Sutton recently filed a written grievance because correctional officers won't allow him to wear the knee brace he requires to walk. Their written response: "Limited mobility of (solitary) status makes the knee brace unnecessary."
Inmate Marcus Green, 33, who is on the lowest level of solitary, told Adams, "Their rules aren't on the rule sheet. They make up their own rules. I was denied access to the day room because my pillow fluff wasn't neat the way they wanted. I was denied day room because I put paper on my vent to try to guide some ventilation in my cell."
Attorneys for the Department of Corrections did not dispute inmates' version of events. Vail said their stories "did not add up to systemic violations," which were required to prove cruel and unusual treatment.
"These prisoners don't practice civilized behavior. They don't follow rules. They don't deserve civilized treatment. It's a different world," Vail told the St. Petersburg Times.
Two days later, Vail asked to amend his statement: "What I meant to say was that these inmates don't conform and are there because they don't follow the rules. It's that simple."
Going slowly crazy
On the fifth day of the September hearing, Ian Manuel testified.
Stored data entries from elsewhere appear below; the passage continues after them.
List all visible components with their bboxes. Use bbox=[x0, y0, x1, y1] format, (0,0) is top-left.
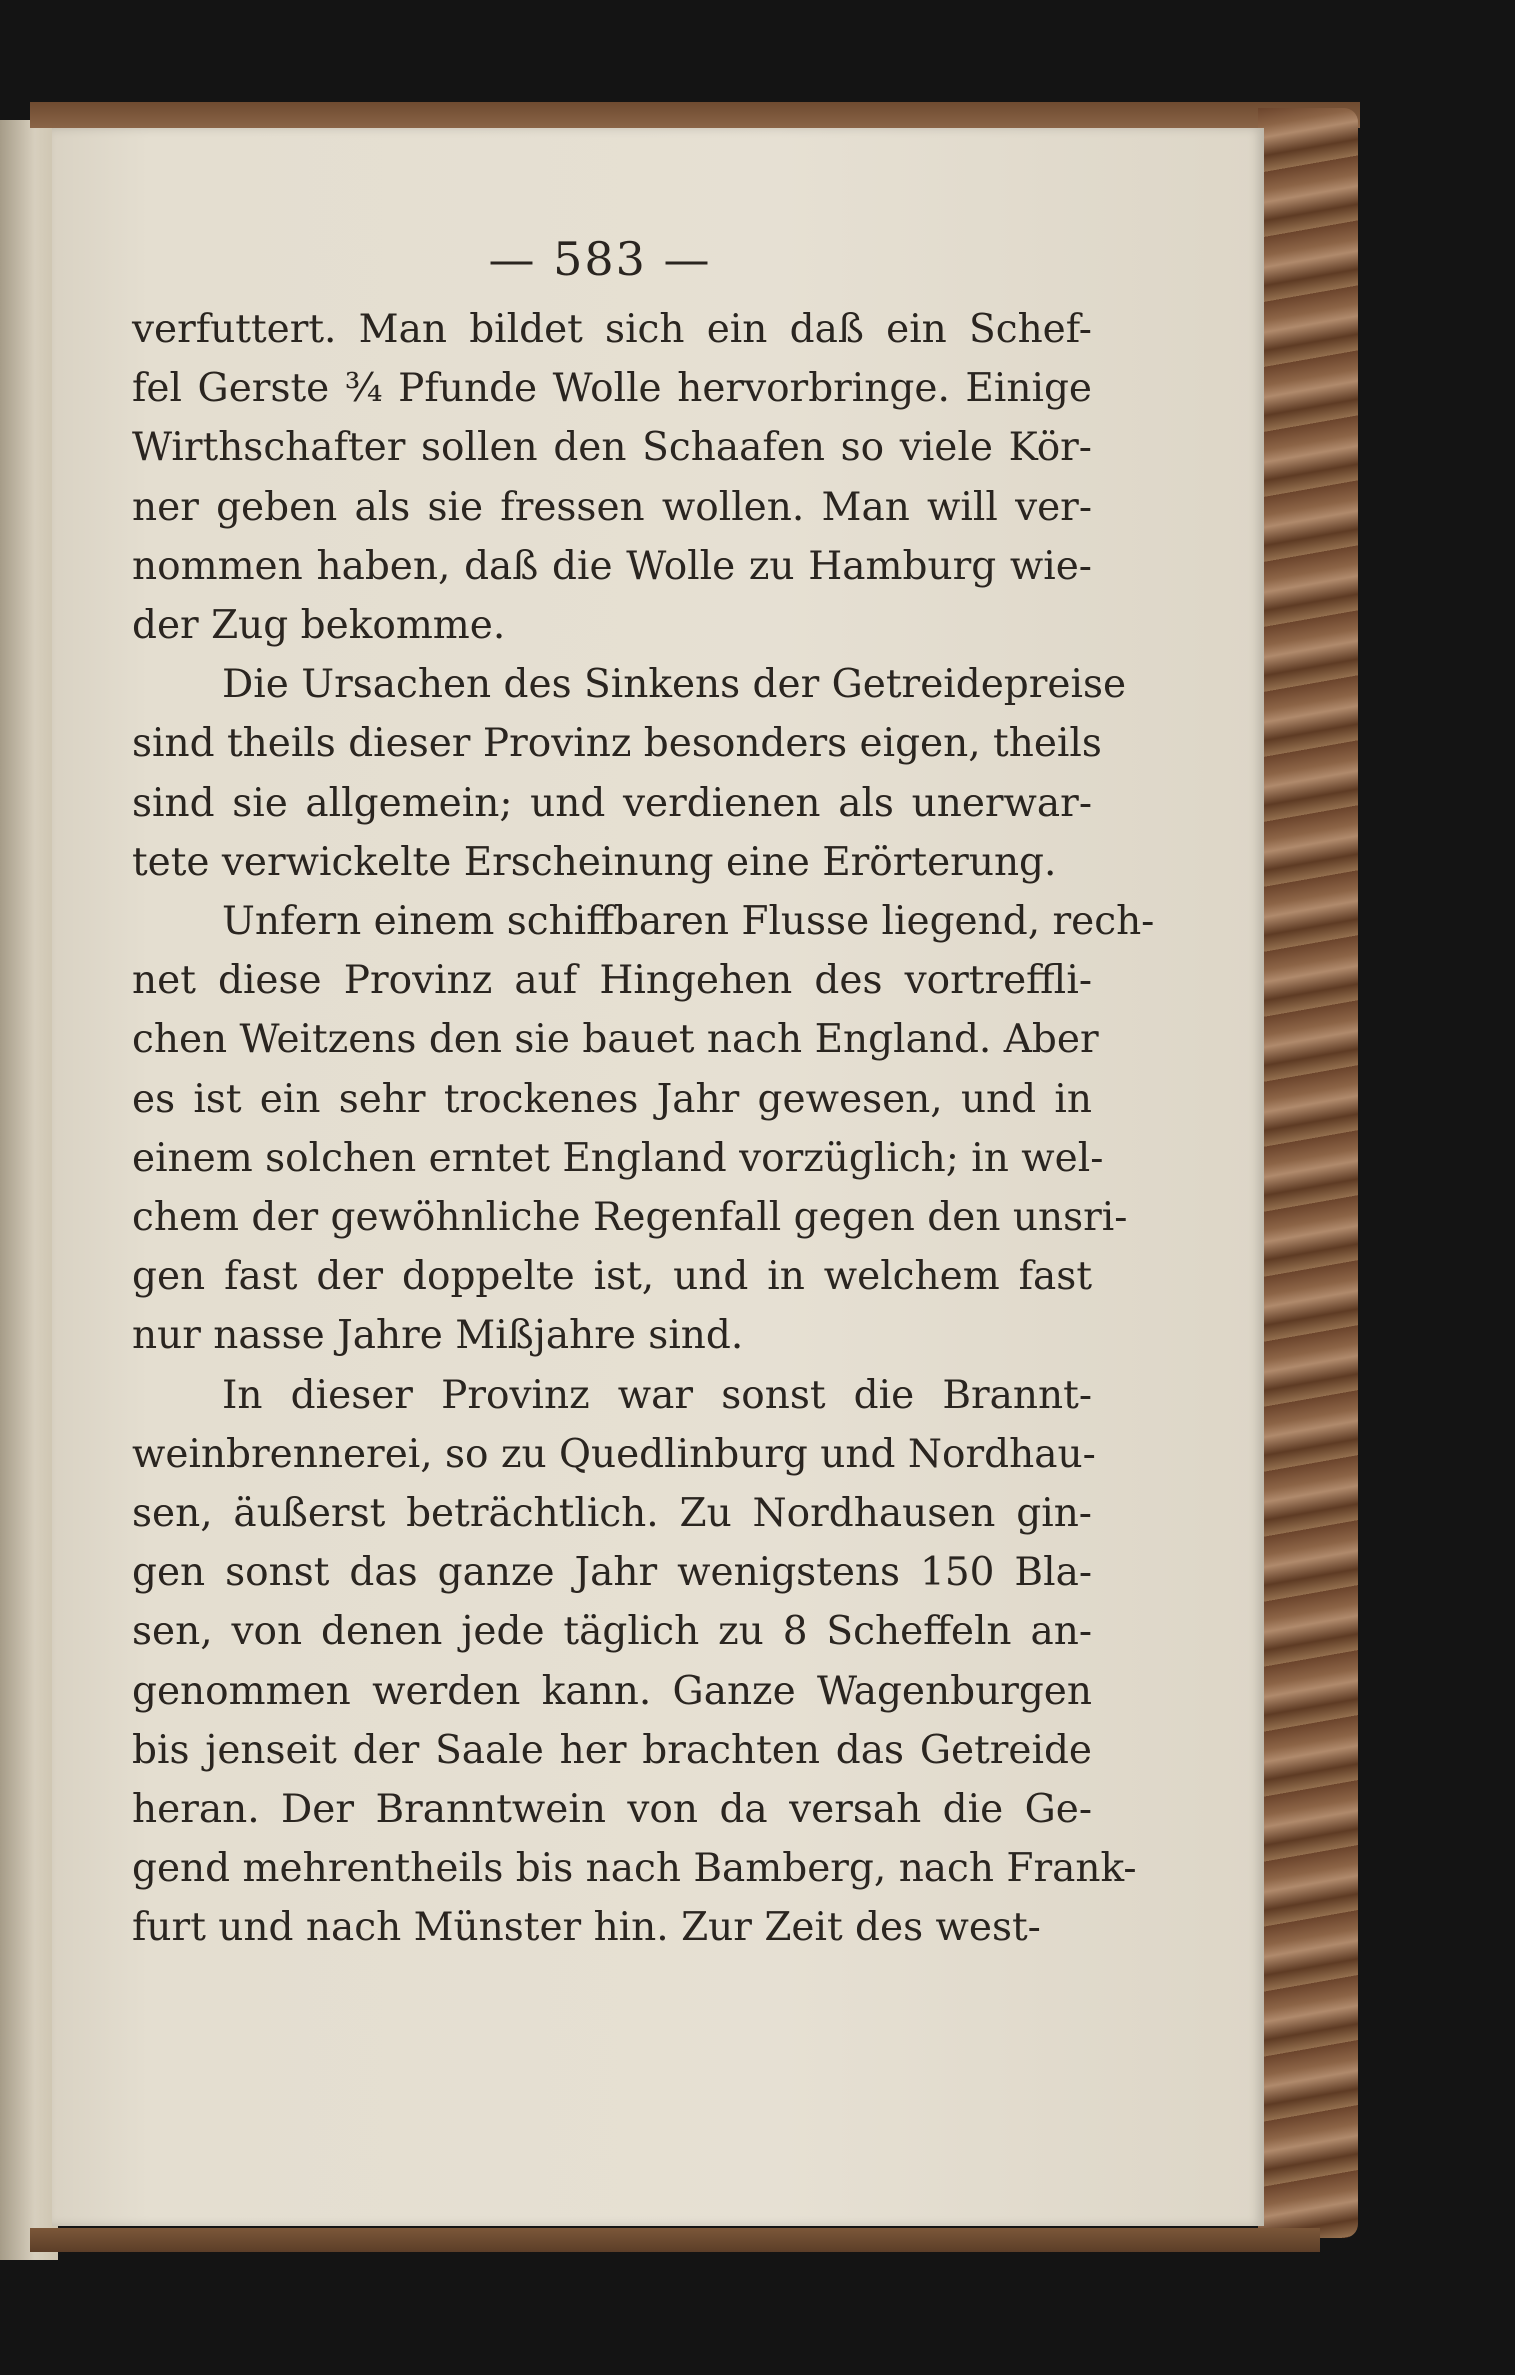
text-line: sind sie allgemein; und verdienen als unerwar- bbox=[132, 780, 1092, 826]
book-cover-edge bbox=[1258, 108, 1358, 2238]
text-line: genommen werden kann. Ganze Wagenburgen bbox=[132, 1668, 1092, 1714]
text-line: ner geben als sie fressen wollen. Man will ver- bbox=[132, 484, 1092, 530]
text-line: einem solchen erntet England vorzüglich; in wel- bbox=[132, 1135, 1104, 1181]
text-line: der Zug bekomme. bbox=[132, 603, 506, 649]
text-line: chen Weitzens den sie bauet nach England. Aber bbox=[132, 1017, 1099, 1063]
text-line: fel Gerste ¾ Pfunde Wolle hervorbringe. Einige bbox=[132, 366, 1092, 412]
binding-bottom-edge bbox=[30, 2228, 1320, 2252]
text-line: verfuttert. Man bildet sich ein daß ein Schef- bbox=[132, 307, 1092, 352]
text-line: tete verwickelte Erscheinung eine Erörterung. bbox=[132, 839, 1057, 885]
text-line: gen sonst das ganze Jahr wenigstens 150 Bla- bbox=[132, 1550, 1092, 1596]
text-line: nommen haben, daß die Wolle zu Hamburg wie- bbox=[132, 543, 1092, 589]
text-line: gen fast der doppelte ist, und in welchem fast bbox=[132, 1254, 1092, 1300]
text-line: net diese Provinz auf Hingehen des vortreffli- bbox=[132, 958, 1092, 1004]
text-line: gend mehrentheils bis nach Bamberg, nach Frank- bbox=[132, 1846, 1137, 1892]
text-line: Unfern einem schiffbaren Flusse liegend, rech- bbox=[222, 899, 1155, 945]
text-line: weinbrennerei, so zu Quedlinburg und Nordhau- bbox=[132, 1431, 1096, 1477]
text-line: Die Ursachen des Sinkens der Getreidepreise bbox=[222, 662, 1127, 708]
text-line: furt und nach Münster hin. Zur Zeit des west- bbox=[132, 1905, 1041, 1951]
text-line: Wirthschafter sollen den Schaafen so viele Kör- bbox=[132, 425, 1092, 471]
adjacent-left-page bbox=[0, 120, 58, 2260]
text-line: chem der gewöhnliche Regenfall gegen den unsri- bbox=[132, 1195, 1128, 1241]
text-line: nur nasse Jahre Mißjahre sind. bbox=[132, 1313, 744, 1359]
text-line: sind theils dieser Provinz besonders eigen, theils bbox=[132, 721, 1102, 767]
text-line: heran. Der Branntwein von da versah die Ge- bbox=[132, 1787, 1092, 1833]
text-line: bis jenseit der Saale her brachten das Getreide bbox=[132, 1727, 1092, 1773]
body-text bbox=[132, 300, 1155, 1958]
text-line: es ist ein sehr trockenes Jahr gewesen, und in bbox=[132, 1076, 1092, 1122]
binding-top-edge bbox=[30, 102, 1360, 128]
text-line: sen, äußerst beträchtlich. Zu Nordhausen gin- bbox=[132, 1491, 1092, 1537]
text-line: sen, von denen jede täglich zu 8 Scheffeln an- bbox=[132, 1609, 1092, 1655]
text-line: In dieser Provinz war sonst die Brannt- bbox=[222, 1372, 1092, 1418]
page-number: — 583 — bbox=[488, 232, 712, 286]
"It's my belief," he told Judge Adams, "that the reason I haven't been able to progress off CM (close management) all these years is the way the system is set up. One DR (disciplinary report) will keep you there for six months and those six months add up to years and those years turn into decades."
In the past seven months, prison records show Manuel received three disciplinary writeups: one for not making his bed, another for hiding a day's worth of prescription medicine instead of taking it, and yet another for yelling through the food flap when a correctional officer refused to take his grievance form. Those reports extended his stay on the strictest level of solitary for nine months.
Manuel told the judge that in isolation he has become a "cutter," slicing his arms and legs with whatever sharp object he can find - a fragment of a toothpaste tube or a tiny piece of glass.
Don Gibbs, a psychiatrist for the Department of Corrections, said cutting and watching the blood flow is how hundreds of inmates "relieve the boredom and stress of isolation."
It takes from two to six months, Gibbs said, for inmates in solitary to start exhibiting signs of mental illness, if they are not already mentally ill.
"Nobody can be isolated for long periods of time with nothing to see and nothing to do and not deteriorate," he said. "If you're not mentally ill when you go in, you probably will be when you come out."
In the past year, Ian Manuel has attempted suicide five times. In late August he slit his wrists. A prison nurse closed the wounds with superglue and returned him to his solitary cell.
When the judge asked him why he attempted suicide, Manuel said, "You kind of lose hope."
In early 2007, Adams will rule on whether solitary conditions should continue to be monitored by his court.
About that time, staff at Union Correctional Institution will review Manuel's status to see if, after 14 years in solitary, he will be allowed to go to the day room four hours a week to watch TV in handcuffs and shackles.
"Every day," he says, "I pray for this."